Benefits and Practical Applications

• High sample throughput with unattended automated SPE.
• Improved recovery and consistency versus manual extraction.
• Reduced hands-on time and risk of operator error.
• Suitable for routine monitoring laboratories complying with EU regulations.

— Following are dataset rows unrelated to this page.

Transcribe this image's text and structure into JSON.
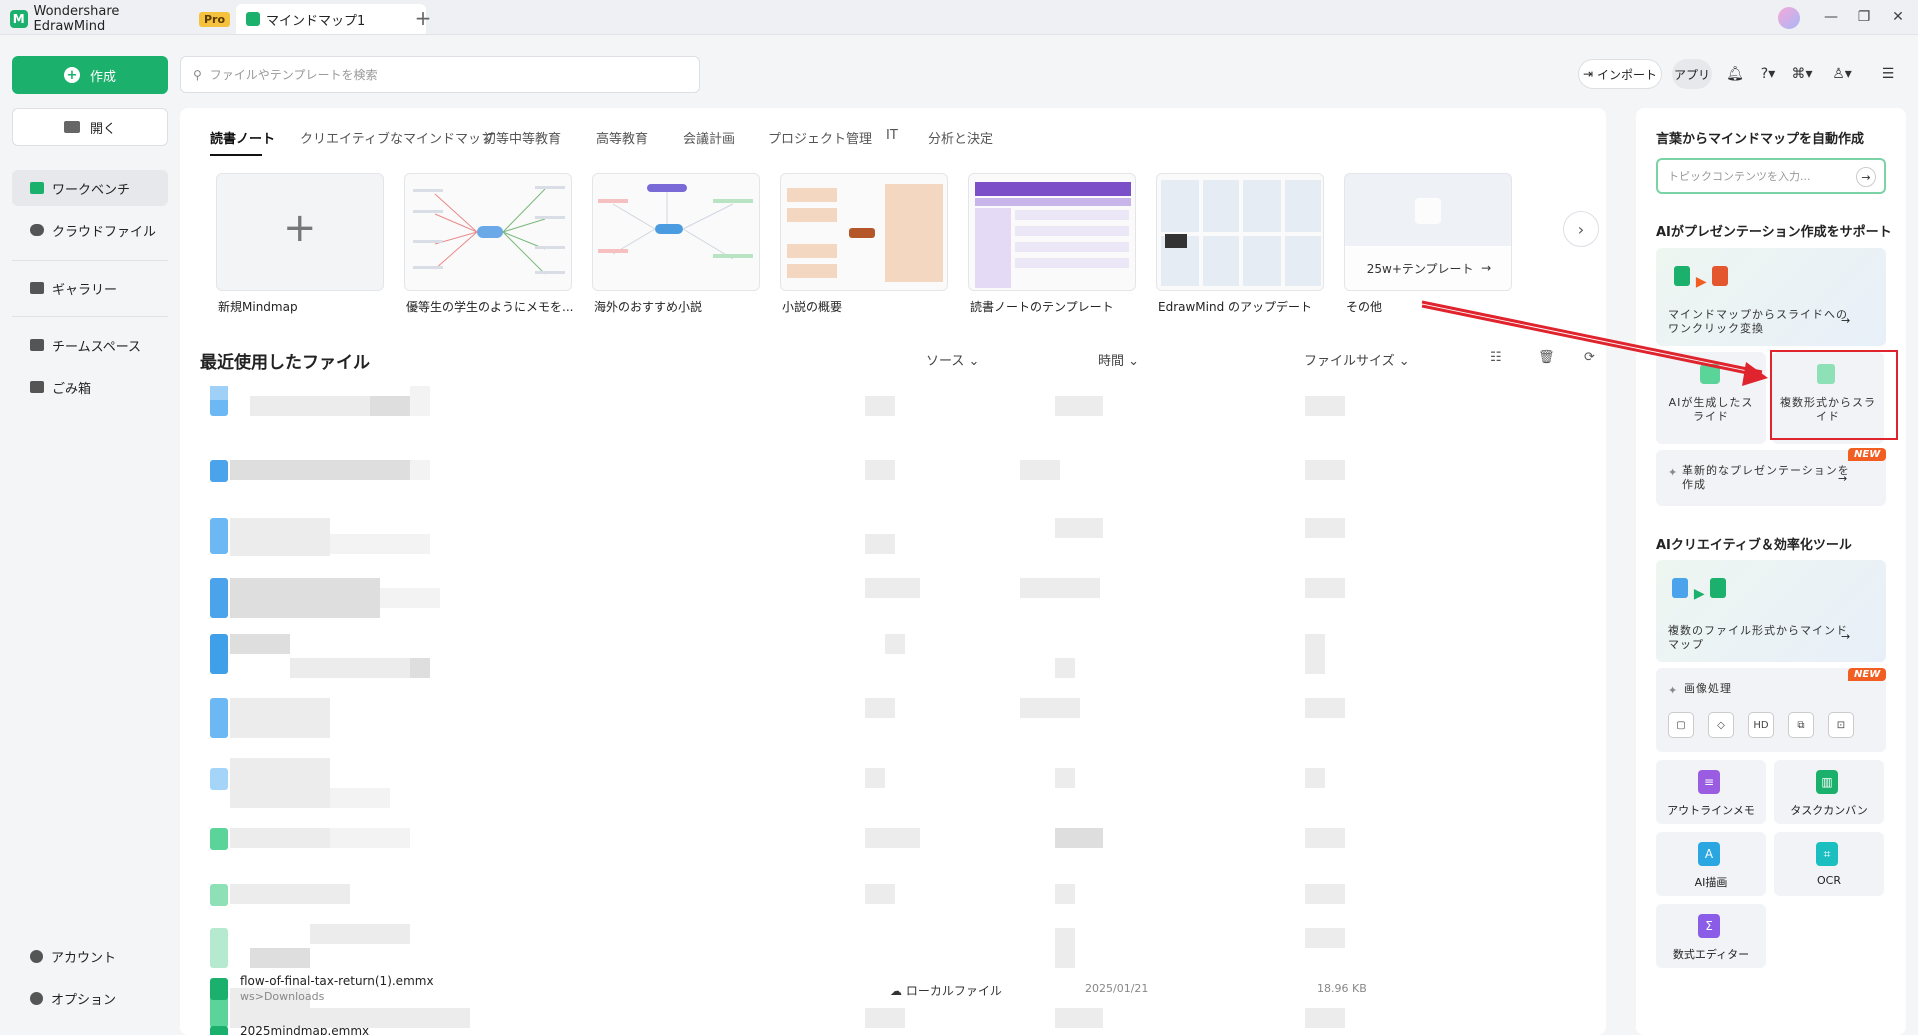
{
  "titlebar": {
    "app_name": "Wondershare EdrawMind",
    "pro_badge": "Pro",
    "doc_tab": "マインドマップ1",
    "new_tab_icon": "+"
  },
  "sidebar": {
    "create": "作成",
    "open": "開く",
    "items": [
      {
        "label": "ワークベンチ",
        "active": true
      },
      {
        "label": "クラウドファイル"
      },
      {
        "label": "ギャラリー"
      },
      {
        "label": "チームスペース"
      },
      {
        "label": "ごみ箱"
      }
    ],
    "bottom": [
      {
        "label": "アカウント"
      },
      {
        "label": "オプション"
      }
    ]
  },
  "search": {
    "placeholder": "ファイルやテンプレートを検索"
  },
  "toolbar": {
    "import": "インポート",
    "app": "アプリ"
  },
  "categories": [
    "読書ノート",
    "クリエイティブなマインドマップ",
    "初等中等教育",
    "高等教育",
    "会議計画",
    "プロジェクト管理",
    "IT",
    "分析と決定"
  ],
  "templates": [
    {
      "label": "新規Mindmap"
    },
    {
      "label": "優等生の学生のようにメモを..."
    },
    {
      "label": "海外のおすすめ小説"
    },
    {
      "label": "小説の概要"
    },
    {
      "label": "読書ノートのテンプレート"
    },
    {
      "label": "EdrawMind のアップデート"
    },
    {
      "label": "その他",
      "overlay": "25w+テンプレート"
    }
  ],
  "recent": {
    "title": "最近使用したファイル",
    "col_source": "ソース",
    "col_time": "時間",
    "col_size": "ファイルサイズ",
    "files": [
      {
        "name": "flow-of-final-tax-return(1).emmx",
        "path": "ws>Downloads",
        "source": "ローカルファイル",
        "time": "2025/01/21",
        "size": "18.96 KB"
      },
      {
        "name": "2025mindmap.emmx"
      }
    ]
  },
  "right_panel": {
    "ai_heading": "言葉からマインドマップを自動作成",
    "topic_placeholder": "トピックコンテンツを入力...",
    "pres_heading": "AIがプレゼンテーション作成をサポート",
    "pres_card": "マインドマップからスライドへのワンクリック変換",
    "ai_slide": "AIが生成したスライド",
    "multi_slide": "複数形式からスライド",
    "innov_pres": "革新的なプレゼンテーションを作成",
    "new_badge": "NEW",
    "creative_heading": "AIクリエイティブ＆効率化ツール",
    "multi_file": "複数のファイル形式からマインドマップ",
    "image_proc": "画像処理",
    "tools": [
      "アウトラインメモ",
      "タスクカンバン",
      "AI描画",
      "OCR",
      "数式エディター"
    ]
  },
  "colors": {
    "brand": "#1bb06c",
    "highlight": "#e0242e",
    "new_badge": "#f25d22"
  }
}
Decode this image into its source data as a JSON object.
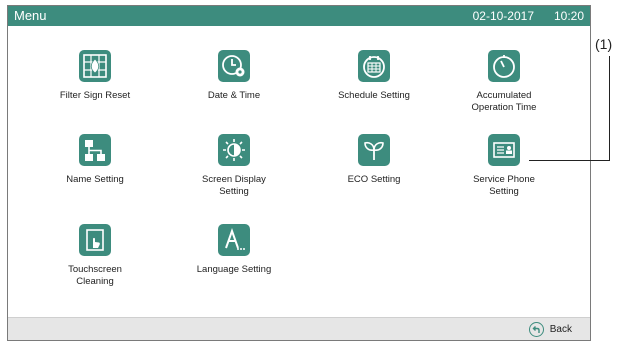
{
  "header": {
    "title": "Menu",
    "date": "02-10-2017",
    "time": "10:20"
  },
  "menu": {
    "items": [
      {
        "label": "Filter Sign Reset",
        "icon": "filter-icon"
      },
      {
        "label": "Date & Time",
        "icon": "clock-gear-icon"
      },
      {
        "label": "Schedule Setting",
        "icon": "calendar-icon"
      },
      {
        "label": "Accumulated\nOperation Time",
        "icon": "timer-icon"
      },
      {
        "label": "Name Setting",
        "icon": "hierarchy-icon"
      },
      {
        "label": "Screen Display\nSetting",
        "icon": "brightness-icon"
      },
      {
        "label": "ECO Setting",
        "icon": "leaf-icon"
      },
      {
        "label": "Service Phone\nSetting",
        "icon": "contact-card-icon"
      },
      {
        "label": "Touchscreen\nCleaning",
        "icon": "touchscreen-icon"
      },
      {
        "label": "Language Setting",
        "icon": "language-icon"
      }
    ]
  },
  "footer": {
    "back_label": "Back",
    "back_icon": "back-arrow-icon"
  },
  "annotation": {
    "callout": "(1)"
  },
  "colors": {
    "accent": "#3d8c7e",
    "footer_bg": "#e6e6e6"
  }
}
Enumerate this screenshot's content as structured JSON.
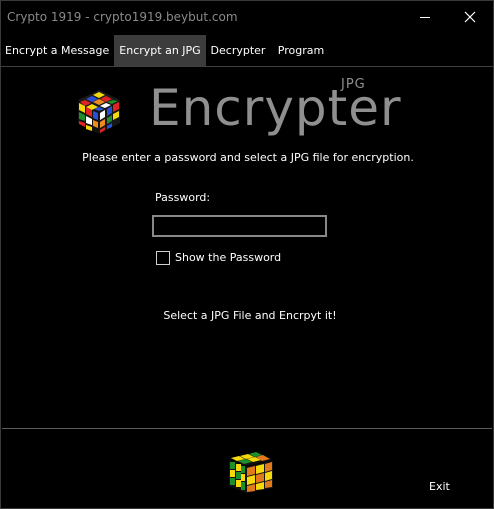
{
  "window": {
    "title": "Crypto 1919 - crypto1919.beybut.com",
    "minimize_icon": "minimize-icon",
    "close_icon": "close-icon"
  },
  "tabs": [
    {
      "label": "Encrypt a Message",
      "selected": false
    },
    {
      "label": "Encrypt an JPG",
      "selected": true
    },
    {
      "label": "Decrypter",
      "selected": false
    },
    {
      "label": "Program",
      "selected": false
    }
  ],
  "main": {
    "logo_icon": "rubiks-cube-icon",
    "brand_title": "Encrypter",
    "brand_subtitle": "JPG",
    "instruction": "Please enter a password and select a JPG file for encryption.",
    "password_label": "Password:",
    "password_value": "",
    "show_password_label": "Show the Password",
    "show_password_checked": false,
    "select_file_label": "Select a JPG File and Encrpyt it!"
  },
  "footer": {
    "cube_icon": "rubiks-cube-icon",
    "exit_label": "Exit"
  },
  "colors": {
    "background": "#000000",
    "selected_tab": "#3c3c3c",
    "brand_text": "#8f8f8f",
    "title_text": "#8a8a8a"
  }
}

Future Trends and Applications

Automation platforms may be extended to multi-residue analysis of other banned antibiotics and contaminants. Integration with laboratory information management systems (LIMS) and further miniaturization of SPE formats will streamline workflows. Advances in high-resolution mass spectrometry and data analytics could enhance sensitivity, specificity, and regulatory compliance in food safety testing.

Conclusion

The fully automated SPE method coupled with HPLC-MS/MS provides a robust, reproducible, and high-throughput approach for the detection of chloramphenicol in honey. Automation yields higher recoveries than manual protocols and supports reliable compliance monitoring under stringent regulatory limits.

References

• Regulation (EEC) 2377/90, Annex IV – banned pharmacologically active substances.
• Regulation (EU) 37/2010 – maximum residue limits for veterinary medicinal products in foodstuffs of animal origin.